Monday, November 30, 2009

Stuffing the Passer - Everyone's Free (To Score Touchdowns)

Well, folks, there you have it. Five years into the Charlie Weis experiment, athletic director Jack Swarbrick pulled the plug on the strangely bipolar but largely ignominious experiment. Feelings are mixed at the House Rock Built critter lab. We were all really rooting for Charlie to pull it together and bring us back to the glory days of perpetually dancing shirtless in a meadow for no damn reason at all, but reality can be a merciless wench that snaps as back to attention about the fragile state of Notre Dame football.

Le sigh. We'll miss that little fuzzy goofball. He gave us some good times, some heartburn, and probably kicked irishoutsider up to the top of the liver transplat list, but it's always been interesting. His tireless recruiting and unending advocacy for the return of Notre Dame football to national prominence was sorely needed, and hopefully some top-flight coach can succeed and make sure that Charlie's blood, sweat and tears weren't shed in vain.

On a more House Rock Built-esque note, we noticed that ESPN cut away from the press conference before we got to hear from the man of the hour himself. We think that's unfair, and so we tracked down the footage of Charlie Weis giving his valedictory speech to the Fired Coaches Class of 2009. Because everyone's free (to score touchdowns).

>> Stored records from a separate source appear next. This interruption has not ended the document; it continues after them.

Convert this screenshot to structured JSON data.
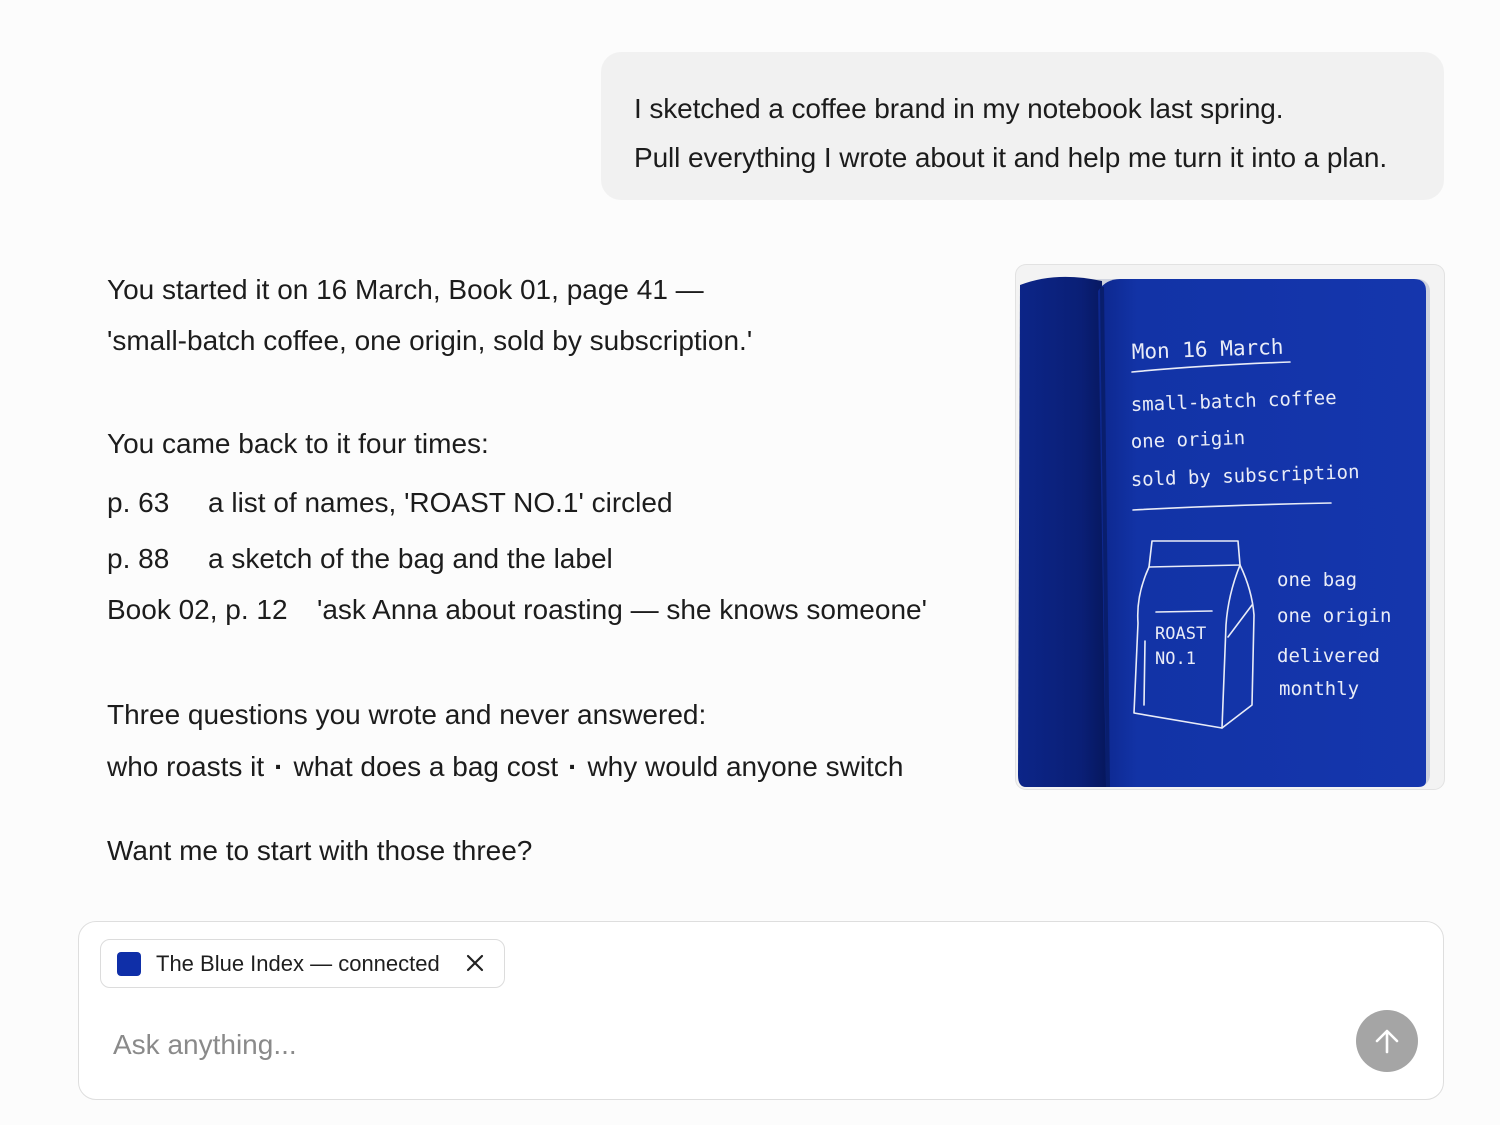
{
  "conversation": {
    "user_message": {
      "lines": [
        "I sketched a coffee brand in my notebook last spring.",
        "Pull everything I wrote about it and help me turn it into a plan."
      ]
    },
    "assistant_message": {
      "intro_line_1": "You started it on 16 March, Book 01, page 41 —",
      "intro_line_2": "'small-batch coffee, one origin, sold by subscription.'",
      "revisits_heading": "You came back to it four times:",
      "mentions": [
        {
          "page": "p. 63",
          "note": "a list of names, 'ROAST NO.1' circled"
        },
        {
          "page": "p. 88",
          "note": "a sketch of the bag and the label"
        },
        {
          "page": "Book 02, p. 12",
          "note": "'ask Anna about roasting — she knows someone'"
        }
      ],
      "questions_heading": "Three questions you wrote and never answered:",
      "questions": [
        "who roasts it",
        "what does a bag cost",
        "why would anyone switch"
      ],
      "question_separator": "·",
      "closing": "Want me to start with those three?"
    },
    "notebook_image": {
      "page_color": "#1233a6",
      "ink_color": "#e9ecf7",
      "date": "Mon 16 March",
      "notes": [
        "small-batch coffee",
        "one origin",
        "sold by subscription"
      ],
      "bag_label": [
        "ROAST",
        "NO.1"
      ],
      "side_notes": [
        "one bag",
        "one origin",
        "delivered",
        "monthly"
      ]
    }
  },
  "composer": {
    "connector_chip": {
      "label": "The Blue Index — connected",
      "swatch_color": "#0f2fa8",
      "close_icon": "close-icon"
    },
    "input": {
      "placeholder": "Ask anything...",
      "value": ""
    },
    "send_icon": "arrow-up-icon"
  }
}
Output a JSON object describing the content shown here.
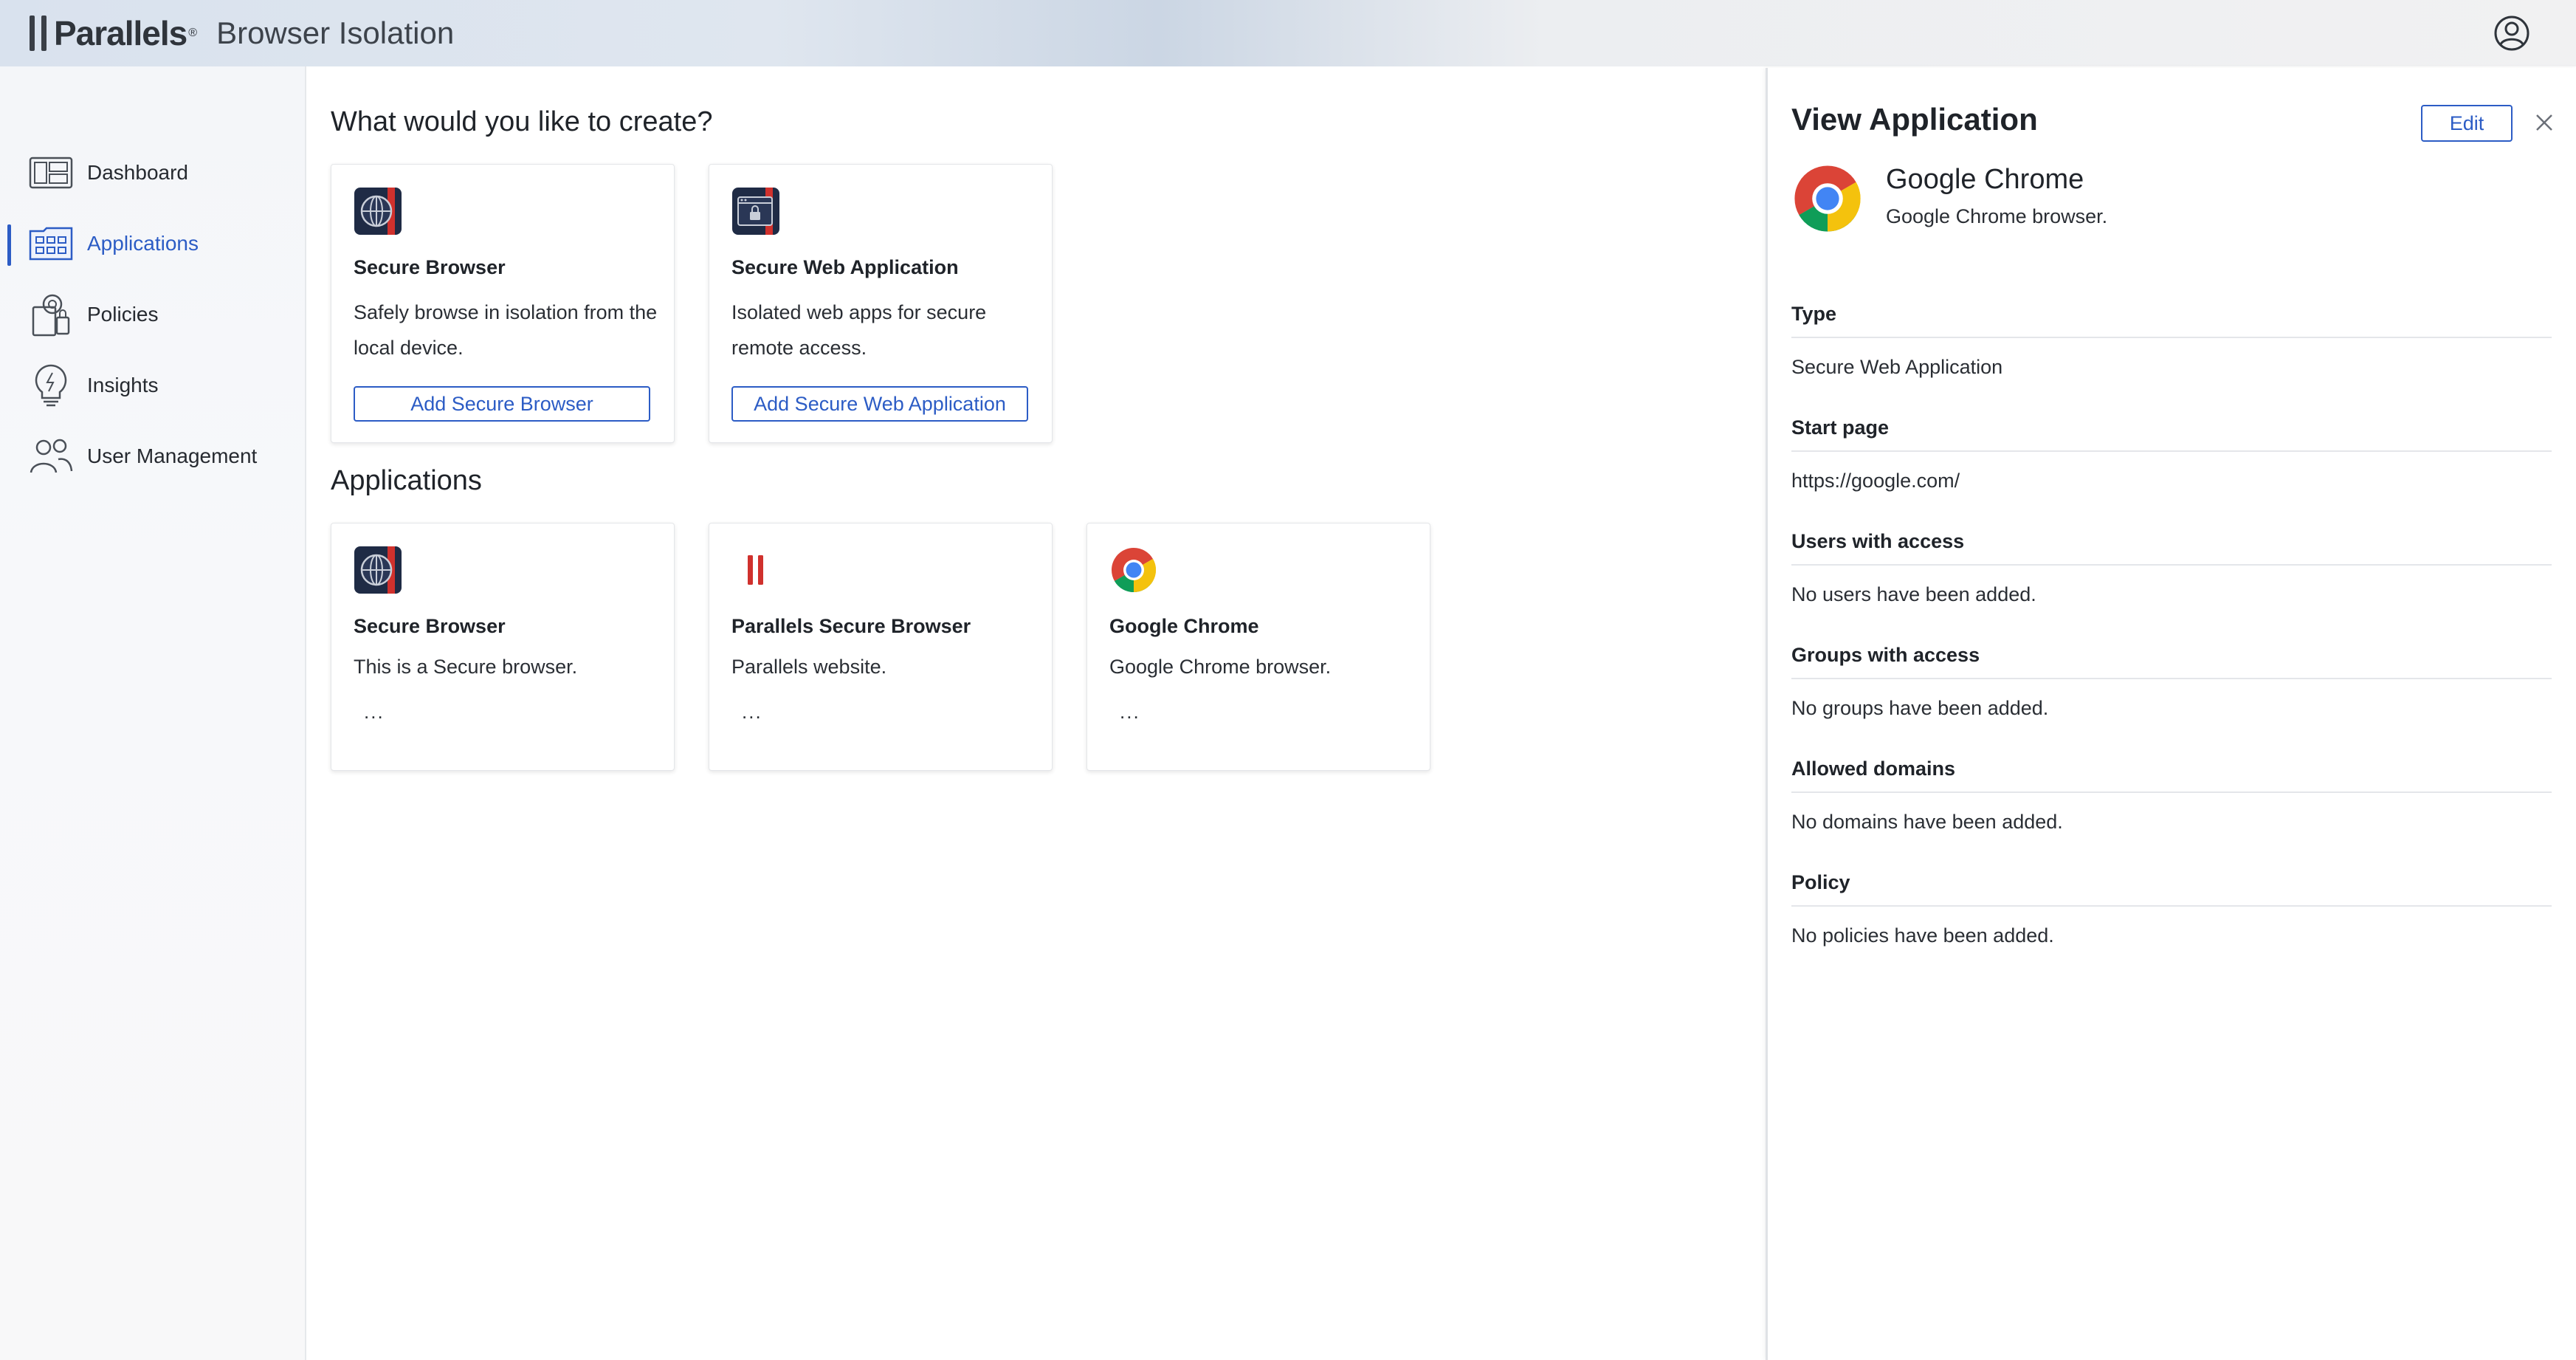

We're all free to score touchdowns. Do what we want, live the way we want. And score touchdowns.


UPDATE: Had to fix a few gremlins in the soundtrack to the video. The new version sounds much better.

Monday, November 23, 2009

Stuffing the Passer - A Serious Coach

After another tough loss, Muppet Charlie Weis seeks out some help and advice from the wisest man on campus. Unfortunately, things don't work out as planned. He's in a very serious mess.


I've tried to be a serious coach.

Monday, November 16, 2009

Stuffing the Passer - Wann-stache'd

The Gang wants to get ready for next week's game against the University of UCONN, but first we have to clear the air about that event that happened last week in Pittsburgh. We've got this big hunk of populist bile in our throat that we need to clear out, and it's pretty clear the gang is starting to unravel at the seams as well.

It even looks like Muppet Charlie Weis might have pulled a Bill O'Reilly-esque freakout. I guess that explains the guys in suits standing behind him at the last press conference.

Don't worry, Irish fans, though things might seem bleak now, you can always count on us to whistle past the graveyard with the fury of an, ahm, thousand-piece orchestra... thing. You know what I mean. Stiff upper lip, lads. The puppets are your friends.

God help us all.


We'll do it live!

Tuesday, November 10, 2009

Stuffing the Passer - The Coach Who Stares At Goats

Sitting in the gorgeous sunshine of a beautiful fall day in South Bend, irishoutsider and I were struck by how ruinous a gaggle of red zone turnovers can be to what would otherwise have been a downright lovely day spent outside. Naturally, the mind reels trying to rationalize a loss to the University of Navy in what was supposed to be a season where the Irish contended for a BCS bowl, but thankfully we found a safe haven of movie parodies to fall back onto to make sense of the events of this weekend.

Perhaps it's low-hanging fruit and only tangentially topical, but the mind just naturally clicks on this association when trying to make sense of Charlie Weis repeatedly running afoul of the mighty goats from the Naval Academy.


Location: Redacted

Wednesday, November 04, 2009

Stuffing the Passer - The Gang Sings a Sea Shanty

Some games are harder to get motivated for than others. Sure, anyone can get fired up for the game against USC or Michigan, but it takes some special maneuvering by the coaching staff to get the squad amped up for a game against Navy. It's important to do so, though, since it was a mere two years ago that the Midshipmen snuck up on a lackadaisical Irish and broke a 43-year losing streak in hearbreaking fashion.

The good news is that Muppet Charlie Weis has a secret weapon for Navy game preparedness. What better way to prepare for your enemy than by using his greatest asset against him? I'm talking, of course, of the power of sea shanties.


Huh, that usually works. Sharpley... a little help?